As this is a documentary series, sometimes you don’t get a happy ending or even a clear resolution. Viewers don’t get to find out what happened to a few of the people profiled. It’s a minor quibble, however, as there is a great deal to be relished.
One of the most interesting spaces of exploration is the territory between life and death, the curious interregnum when neither state is fully in charge.
For the people lingering between these two polarities, family and other support networks are critical. To that end, Transplant Stories focuses not only on the people awaiting organs dealing with health issues, but also on the people who are there to support them.
Nothing makes this clearer than Shelby and her partner, Scott. As a competitive swimmer, her body could do things that regular folk could never dream of. In her teens, she won four medals at the BC Summer Games. But after a meet when she couldn’t even pull herself out of the pool, it was clear that something was very wrong. It was liver failure.
Shelby and her family were informed that unless a donor became available, it was likely that she wouldn’t live more than a few hours. With only hours to go, a match was miraculously found.
Although Shelby recovered enough to win a gold medal, her donor liver eventually failed and she was told to get her affairs in order as she had only a few months to live. But again, another donor liver was found.
As she awaits her third liver donor, she explains that at the outset of her relationship with Scott, she was clear that her health condition was a major factor. In spite of the challenges, the pair seem utterly committed.

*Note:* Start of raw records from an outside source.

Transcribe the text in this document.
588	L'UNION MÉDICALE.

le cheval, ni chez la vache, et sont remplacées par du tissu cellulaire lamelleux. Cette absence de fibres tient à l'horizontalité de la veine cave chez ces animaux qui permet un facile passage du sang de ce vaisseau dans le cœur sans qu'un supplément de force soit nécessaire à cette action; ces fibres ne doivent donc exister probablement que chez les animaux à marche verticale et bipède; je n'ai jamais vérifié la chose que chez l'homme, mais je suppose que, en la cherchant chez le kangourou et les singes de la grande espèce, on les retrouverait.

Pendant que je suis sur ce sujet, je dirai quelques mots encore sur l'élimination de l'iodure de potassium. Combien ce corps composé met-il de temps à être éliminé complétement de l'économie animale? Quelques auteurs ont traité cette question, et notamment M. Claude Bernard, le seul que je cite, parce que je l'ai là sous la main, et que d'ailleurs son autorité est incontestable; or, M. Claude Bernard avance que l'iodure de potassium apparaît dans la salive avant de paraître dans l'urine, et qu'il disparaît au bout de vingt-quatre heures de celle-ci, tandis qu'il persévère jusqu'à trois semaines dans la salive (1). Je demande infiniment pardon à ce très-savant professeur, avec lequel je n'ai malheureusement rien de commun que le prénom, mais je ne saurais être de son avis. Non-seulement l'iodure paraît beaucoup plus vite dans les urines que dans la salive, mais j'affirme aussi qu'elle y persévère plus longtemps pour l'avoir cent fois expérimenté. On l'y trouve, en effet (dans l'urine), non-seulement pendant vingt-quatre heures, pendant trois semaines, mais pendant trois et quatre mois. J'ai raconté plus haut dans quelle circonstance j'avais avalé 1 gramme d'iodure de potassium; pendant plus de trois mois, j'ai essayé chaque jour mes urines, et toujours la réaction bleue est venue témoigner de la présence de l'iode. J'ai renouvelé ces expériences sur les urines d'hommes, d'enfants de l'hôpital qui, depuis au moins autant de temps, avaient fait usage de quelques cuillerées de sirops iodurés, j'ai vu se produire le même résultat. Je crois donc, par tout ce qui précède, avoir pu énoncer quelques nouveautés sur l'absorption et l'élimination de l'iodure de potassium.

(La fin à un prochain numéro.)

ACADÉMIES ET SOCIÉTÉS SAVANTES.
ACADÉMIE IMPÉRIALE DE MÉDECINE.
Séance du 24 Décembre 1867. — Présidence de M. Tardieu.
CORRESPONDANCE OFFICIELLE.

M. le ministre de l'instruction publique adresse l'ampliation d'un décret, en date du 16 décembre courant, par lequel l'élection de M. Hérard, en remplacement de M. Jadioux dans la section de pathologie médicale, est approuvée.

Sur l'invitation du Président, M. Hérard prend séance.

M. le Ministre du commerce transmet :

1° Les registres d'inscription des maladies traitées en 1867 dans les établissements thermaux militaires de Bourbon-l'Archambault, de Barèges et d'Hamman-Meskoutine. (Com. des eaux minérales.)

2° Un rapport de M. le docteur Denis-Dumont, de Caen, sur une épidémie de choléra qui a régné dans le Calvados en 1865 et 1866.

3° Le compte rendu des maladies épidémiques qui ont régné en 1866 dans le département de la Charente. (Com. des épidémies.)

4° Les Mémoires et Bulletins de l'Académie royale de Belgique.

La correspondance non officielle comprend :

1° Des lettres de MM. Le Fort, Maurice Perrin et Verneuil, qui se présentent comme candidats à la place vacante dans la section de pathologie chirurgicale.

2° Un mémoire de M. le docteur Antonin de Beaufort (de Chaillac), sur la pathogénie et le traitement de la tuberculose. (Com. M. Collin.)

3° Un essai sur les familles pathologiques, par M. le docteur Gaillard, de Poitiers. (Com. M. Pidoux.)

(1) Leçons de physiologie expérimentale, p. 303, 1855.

It’s another reminder that one of the key elements in a patient’s recovery and ability to contend with ongoing health issues is community: intimate partners and family, but also friends, as is the case with Kevin. Suffering from liver cancer at age 48, he’s accompanied by his friend Gary, who explains that his buddy came of age in an era when men didn’t show emotion or cry.
But it’s OK to let emotion out as the people who have received life-saving organs pay tribute to the donors and their families who made certain that from grief and tragedy, something more hopeful could have new life.
‘Transplant Stories’ airs on Knowledge Network starting Tuesday. To register as an organ donor, you can visit the B.C. Organ Donor Registry.